Mulher de 57 anos portadora de cardiopatia reumática com comprometimento das valvas aórtica e mitral foi submetida a uma substituição mitro-aórtica. A presença de anéis aórtico e mitral pequenos contribuiu para uma série de complicações intra-operatórias, como oclusão do óstio coronariano esquerdo e dissociação atrioventricular do tipo III. O sulco foi reparado com generoso enxerto autólogo pericárdico fresco de camada dupla sobreposto por uma prótese mecânica de duplo folheto. No pós-operatório, a paciente desenvolveu insuficiência respiratória prolongada, pneumonia, disfunção miocárdica temporária e insuficiência renal aguda. No final, ela recebeu alta sem problemas residuais.

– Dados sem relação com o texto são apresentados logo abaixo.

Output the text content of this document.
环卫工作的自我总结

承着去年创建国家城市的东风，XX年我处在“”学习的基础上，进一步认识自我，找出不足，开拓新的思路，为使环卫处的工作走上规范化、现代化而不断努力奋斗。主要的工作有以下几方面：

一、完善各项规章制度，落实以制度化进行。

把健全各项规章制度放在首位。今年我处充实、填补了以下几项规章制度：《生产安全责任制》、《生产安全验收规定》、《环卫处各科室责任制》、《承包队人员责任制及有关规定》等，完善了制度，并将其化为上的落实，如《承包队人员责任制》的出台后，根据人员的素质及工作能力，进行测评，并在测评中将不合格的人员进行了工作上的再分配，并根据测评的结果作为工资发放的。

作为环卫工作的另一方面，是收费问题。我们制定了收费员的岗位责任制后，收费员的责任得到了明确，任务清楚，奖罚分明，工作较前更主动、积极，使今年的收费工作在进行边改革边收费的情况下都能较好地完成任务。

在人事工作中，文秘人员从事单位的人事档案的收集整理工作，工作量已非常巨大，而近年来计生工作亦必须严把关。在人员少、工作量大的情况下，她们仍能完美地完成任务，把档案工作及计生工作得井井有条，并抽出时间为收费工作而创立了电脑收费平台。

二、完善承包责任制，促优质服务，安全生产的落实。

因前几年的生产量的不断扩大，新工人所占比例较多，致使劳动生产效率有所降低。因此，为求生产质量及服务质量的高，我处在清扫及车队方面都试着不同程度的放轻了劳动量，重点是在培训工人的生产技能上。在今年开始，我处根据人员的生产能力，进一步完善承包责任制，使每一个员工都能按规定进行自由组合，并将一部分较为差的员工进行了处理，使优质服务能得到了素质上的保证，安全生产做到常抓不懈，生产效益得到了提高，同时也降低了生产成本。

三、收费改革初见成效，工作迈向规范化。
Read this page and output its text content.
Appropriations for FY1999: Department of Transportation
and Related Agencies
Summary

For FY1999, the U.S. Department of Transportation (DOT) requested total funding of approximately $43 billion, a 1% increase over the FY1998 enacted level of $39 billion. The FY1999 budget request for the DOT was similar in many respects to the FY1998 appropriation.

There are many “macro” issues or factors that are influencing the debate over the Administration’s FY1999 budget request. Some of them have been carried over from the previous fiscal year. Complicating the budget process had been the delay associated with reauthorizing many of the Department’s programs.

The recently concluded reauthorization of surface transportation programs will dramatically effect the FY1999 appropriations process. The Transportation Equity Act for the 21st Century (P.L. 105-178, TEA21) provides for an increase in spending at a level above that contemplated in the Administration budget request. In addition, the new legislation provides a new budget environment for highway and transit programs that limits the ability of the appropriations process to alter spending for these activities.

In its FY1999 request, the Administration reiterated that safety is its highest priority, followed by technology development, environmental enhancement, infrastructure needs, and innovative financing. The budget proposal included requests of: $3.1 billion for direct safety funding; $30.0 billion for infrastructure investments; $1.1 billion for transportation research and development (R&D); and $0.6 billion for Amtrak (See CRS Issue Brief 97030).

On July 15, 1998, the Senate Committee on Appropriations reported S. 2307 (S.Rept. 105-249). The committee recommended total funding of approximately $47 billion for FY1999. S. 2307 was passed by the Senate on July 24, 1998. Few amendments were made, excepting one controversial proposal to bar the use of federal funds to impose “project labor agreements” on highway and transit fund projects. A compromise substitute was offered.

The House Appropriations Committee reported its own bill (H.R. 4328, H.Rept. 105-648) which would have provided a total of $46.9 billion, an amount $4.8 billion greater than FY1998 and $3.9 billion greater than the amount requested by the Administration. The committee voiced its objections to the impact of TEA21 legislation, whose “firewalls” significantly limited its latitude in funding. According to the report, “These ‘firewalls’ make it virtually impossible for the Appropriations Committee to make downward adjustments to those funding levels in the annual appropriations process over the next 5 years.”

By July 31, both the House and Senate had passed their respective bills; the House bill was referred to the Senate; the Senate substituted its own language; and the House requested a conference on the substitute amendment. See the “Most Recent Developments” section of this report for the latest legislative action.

Ventrículos cardíacos; disfunção ventricular esquerda; doenças das valvas cardíacas


A 57 year old female with rheumatic heart disease affecting both aortic and mitral valves underwent double valve replacement. The presence of small aortic and mitral annuli contributed to a series of intraoperative complications: left coronary ostium occlusion and type III atrioventricular groove disruption. The latter was repaired with a generous fresh autologous pericardial double layer patch and implant of a bileaflet mechanical prosthesis over the patch. Postoperatively, the patient developed prolonged respiratory insufficiency and pneumonia, transient myocardial dysfunction and acute renal failure. She was eventually discharged home without residual defects.


RELATO DE CASO

Desafios técnicos e complicações da dupla substituição valvar na presença de anéis aórtico e mitral pequenos

Fernando A. Atik; Gosta B. Pettersson; A. Marc Gillinov; Bruce W. Lytle

The Cleveland Clinic Foundation - Cleveland, Ohio, EUA

Correspondência Correspondência: Fernando A. Atik 9500 Euclid Avenue / H35 Cleveland, Ohio, 44195 – USA E-mail: atikf@ccf.org

RESUMO

Mulher de 57 anos portadora de cardiopatia reumática com comprometimento das valvas aórtica e mitral foi submetida a uma substituição mitro-aórtica. A presença de anéis aórtico e mitral pequenos contribuiu para uma série de complicações intra-operatórias, como oclusão do óstio coronariano esquerdo e dissociação atrioventricular do tipo III. O sulco foi reparado com generoso enxerto autólogo pericárdico fresco de camada dupla sobreposto por uma prótese mecânica de duplo folheto. No pós-operatório, a paciente desenvolveu insuficiência respiratória prolongada, pneumonia, disfunção miocárdica temporária e insuficiência renal aguda. No final, ela recebeu alta sem problemas residuais.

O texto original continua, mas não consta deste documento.